Die vorherige Version, die eine weniger mächtige Syntax und ausschließlich Windows.Forms.Timer-Synchronisation verwendet ist ebenfalls verfügbar:

[o] Download der vorherigen Version (CS-Datei, 5 kB, Stand: 15. Mai 2007)

Beispiel

Folgendes Beispiel veranschaulicht die Verwendung von DelayedCall und zeigt ein paar weitere Steuermöglichkeiten.

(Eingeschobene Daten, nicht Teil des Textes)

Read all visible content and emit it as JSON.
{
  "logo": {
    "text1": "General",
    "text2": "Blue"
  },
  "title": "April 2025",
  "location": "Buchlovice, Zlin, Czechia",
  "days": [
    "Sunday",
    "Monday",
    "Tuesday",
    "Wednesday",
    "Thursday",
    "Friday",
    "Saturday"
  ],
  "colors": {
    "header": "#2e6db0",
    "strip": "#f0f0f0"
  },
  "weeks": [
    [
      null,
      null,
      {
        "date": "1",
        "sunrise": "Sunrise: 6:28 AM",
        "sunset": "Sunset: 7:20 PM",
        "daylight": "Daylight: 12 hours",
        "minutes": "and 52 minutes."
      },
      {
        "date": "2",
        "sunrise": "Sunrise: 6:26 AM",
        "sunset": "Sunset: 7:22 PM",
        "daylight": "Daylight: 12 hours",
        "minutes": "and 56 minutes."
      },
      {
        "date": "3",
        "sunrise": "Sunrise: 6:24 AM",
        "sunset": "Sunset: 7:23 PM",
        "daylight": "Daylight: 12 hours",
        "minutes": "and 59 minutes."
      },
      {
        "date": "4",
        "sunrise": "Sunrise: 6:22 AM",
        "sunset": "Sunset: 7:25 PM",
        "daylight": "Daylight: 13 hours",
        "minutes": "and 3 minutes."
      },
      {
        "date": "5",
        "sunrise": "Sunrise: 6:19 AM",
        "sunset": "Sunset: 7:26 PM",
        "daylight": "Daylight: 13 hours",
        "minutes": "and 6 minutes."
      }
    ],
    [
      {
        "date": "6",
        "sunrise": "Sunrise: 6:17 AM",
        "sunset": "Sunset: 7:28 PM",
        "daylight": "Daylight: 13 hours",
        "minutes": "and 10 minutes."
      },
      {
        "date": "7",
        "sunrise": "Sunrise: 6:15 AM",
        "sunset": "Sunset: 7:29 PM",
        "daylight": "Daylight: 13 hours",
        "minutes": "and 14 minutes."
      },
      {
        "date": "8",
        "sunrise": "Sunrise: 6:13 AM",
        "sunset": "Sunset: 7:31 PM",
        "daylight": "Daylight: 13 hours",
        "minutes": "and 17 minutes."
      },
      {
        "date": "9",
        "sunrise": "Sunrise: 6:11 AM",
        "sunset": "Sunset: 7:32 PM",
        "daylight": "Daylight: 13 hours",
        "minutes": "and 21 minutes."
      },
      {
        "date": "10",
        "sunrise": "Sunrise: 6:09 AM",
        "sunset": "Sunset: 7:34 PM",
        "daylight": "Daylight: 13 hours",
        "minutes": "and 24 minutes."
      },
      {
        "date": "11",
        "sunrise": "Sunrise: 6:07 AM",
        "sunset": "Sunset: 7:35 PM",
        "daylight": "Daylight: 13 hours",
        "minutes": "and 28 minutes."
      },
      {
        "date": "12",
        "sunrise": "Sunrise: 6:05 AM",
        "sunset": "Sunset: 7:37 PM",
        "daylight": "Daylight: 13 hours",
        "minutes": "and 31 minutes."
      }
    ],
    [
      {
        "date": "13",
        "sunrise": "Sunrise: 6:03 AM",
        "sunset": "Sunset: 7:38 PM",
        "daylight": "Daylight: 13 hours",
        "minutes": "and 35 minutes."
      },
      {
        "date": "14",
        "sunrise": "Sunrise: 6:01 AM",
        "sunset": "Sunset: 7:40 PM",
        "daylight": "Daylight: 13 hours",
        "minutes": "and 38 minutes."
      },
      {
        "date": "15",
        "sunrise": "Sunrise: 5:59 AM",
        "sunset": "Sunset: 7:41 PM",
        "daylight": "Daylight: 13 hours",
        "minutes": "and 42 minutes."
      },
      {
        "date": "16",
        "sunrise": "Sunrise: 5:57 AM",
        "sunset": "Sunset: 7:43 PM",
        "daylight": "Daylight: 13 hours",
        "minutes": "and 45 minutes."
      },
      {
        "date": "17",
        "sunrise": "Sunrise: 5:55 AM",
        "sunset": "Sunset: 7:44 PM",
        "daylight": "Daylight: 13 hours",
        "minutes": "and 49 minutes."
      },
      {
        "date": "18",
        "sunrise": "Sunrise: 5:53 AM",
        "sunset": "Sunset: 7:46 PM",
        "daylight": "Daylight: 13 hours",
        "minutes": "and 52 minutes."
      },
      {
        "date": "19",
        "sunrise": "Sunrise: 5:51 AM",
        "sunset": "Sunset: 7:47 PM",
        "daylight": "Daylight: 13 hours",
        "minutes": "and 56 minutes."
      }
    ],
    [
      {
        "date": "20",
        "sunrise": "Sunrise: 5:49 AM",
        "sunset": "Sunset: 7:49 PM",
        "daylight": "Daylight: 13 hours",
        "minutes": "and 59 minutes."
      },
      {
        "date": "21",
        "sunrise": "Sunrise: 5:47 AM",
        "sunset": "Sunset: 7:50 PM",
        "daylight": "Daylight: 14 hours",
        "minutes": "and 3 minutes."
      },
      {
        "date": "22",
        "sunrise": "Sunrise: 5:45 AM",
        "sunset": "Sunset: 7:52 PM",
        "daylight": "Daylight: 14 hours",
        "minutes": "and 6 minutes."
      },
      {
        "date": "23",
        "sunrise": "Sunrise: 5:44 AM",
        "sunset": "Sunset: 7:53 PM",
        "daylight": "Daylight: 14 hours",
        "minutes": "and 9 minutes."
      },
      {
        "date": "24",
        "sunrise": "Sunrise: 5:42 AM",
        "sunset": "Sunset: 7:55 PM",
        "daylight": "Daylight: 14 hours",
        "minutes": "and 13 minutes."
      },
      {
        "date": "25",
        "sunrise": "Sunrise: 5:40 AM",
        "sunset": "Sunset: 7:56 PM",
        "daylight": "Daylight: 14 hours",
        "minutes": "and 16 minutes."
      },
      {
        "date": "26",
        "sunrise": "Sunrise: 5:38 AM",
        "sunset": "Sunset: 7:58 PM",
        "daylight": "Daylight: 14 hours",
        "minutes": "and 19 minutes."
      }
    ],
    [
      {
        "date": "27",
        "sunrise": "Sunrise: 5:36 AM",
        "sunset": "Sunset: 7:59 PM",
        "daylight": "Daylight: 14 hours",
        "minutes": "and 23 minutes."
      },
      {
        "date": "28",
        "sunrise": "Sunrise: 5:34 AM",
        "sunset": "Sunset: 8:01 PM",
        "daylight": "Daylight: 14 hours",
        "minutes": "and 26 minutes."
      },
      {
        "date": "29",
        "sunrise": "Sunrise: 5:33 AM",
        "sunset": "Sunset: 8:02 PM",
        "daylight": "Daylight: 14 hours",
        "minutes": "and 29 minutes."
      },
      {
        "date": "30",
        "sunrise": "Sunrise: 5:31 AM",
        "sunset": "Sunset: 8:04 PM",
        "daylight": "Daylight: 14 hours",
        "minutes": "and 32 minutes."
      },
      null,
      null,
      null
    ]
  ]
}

Quelltext-Ansicht: demo.cs

// Variable to keep track of the instance. This is not required for normal operation.
private DelayedCall dc = null;

private void button1_Click(object sender, EventArgs e)
{
// Change button text in 2 seconds
dc = DelayedCall<string>.Start(SetButtonText, "I was clicked", 2000);
}

private void SetButtonText(string newText)
{
button1.Text = newText;
}

private void HurryUpButton_Click(object sender, EventArgs e)
{
// Invoke SetButtonText now, if the timeout isn't elapsed yet
if (dc != null) dc.Fire();

// Prepare a DelayedCall object for later use
DelayedCall exitDelay = DelayedCall.Create(Application.Exit, 0);
// Now start the timeout with 0.5 seconds
exitDelay.Reset(500);
}

Änderungen

18. September 2009

Zuverlässigere Synchronisierung bei Cancel-Aufrufen durch Prüfung eines Abbruchflags unmittelbar vor dem Aufruf der Zielmethode

1. August 2007

Die Synchronisation in den UI-Thread wird jetzt mit einem SynchronizationContext durchgeführt, anstelle eines System.Windows.Forms.Timer. Der Code wurde dadurch etwas kürzer und die Abhängigkeit zu System.Windows.Forms entfällt. Die einzige Änderung daraus ergibt sich nach meinen Tests für Nicht-UI-Anwendungen wie Konsolenanwendungen oder Worker-Threads: Während der Aufruf von Forms.Timer nie ausgeführt würde, kann das Problem jetzt erkannt werden. Ähnlich der CrossThreadCall-Prüfung eines Controls wird nun ein Ausnahmefehler erzeugt (InvalidOperationException) und die Verwendung der *Async-Methoden empfohlen, die in jedem Umfeld funktionieren.

27. Juli 2007

Die DelayedCall-Klasse wurde komplett neu geschrieben, um ein paar alte Unschönheiten zu beseitigen.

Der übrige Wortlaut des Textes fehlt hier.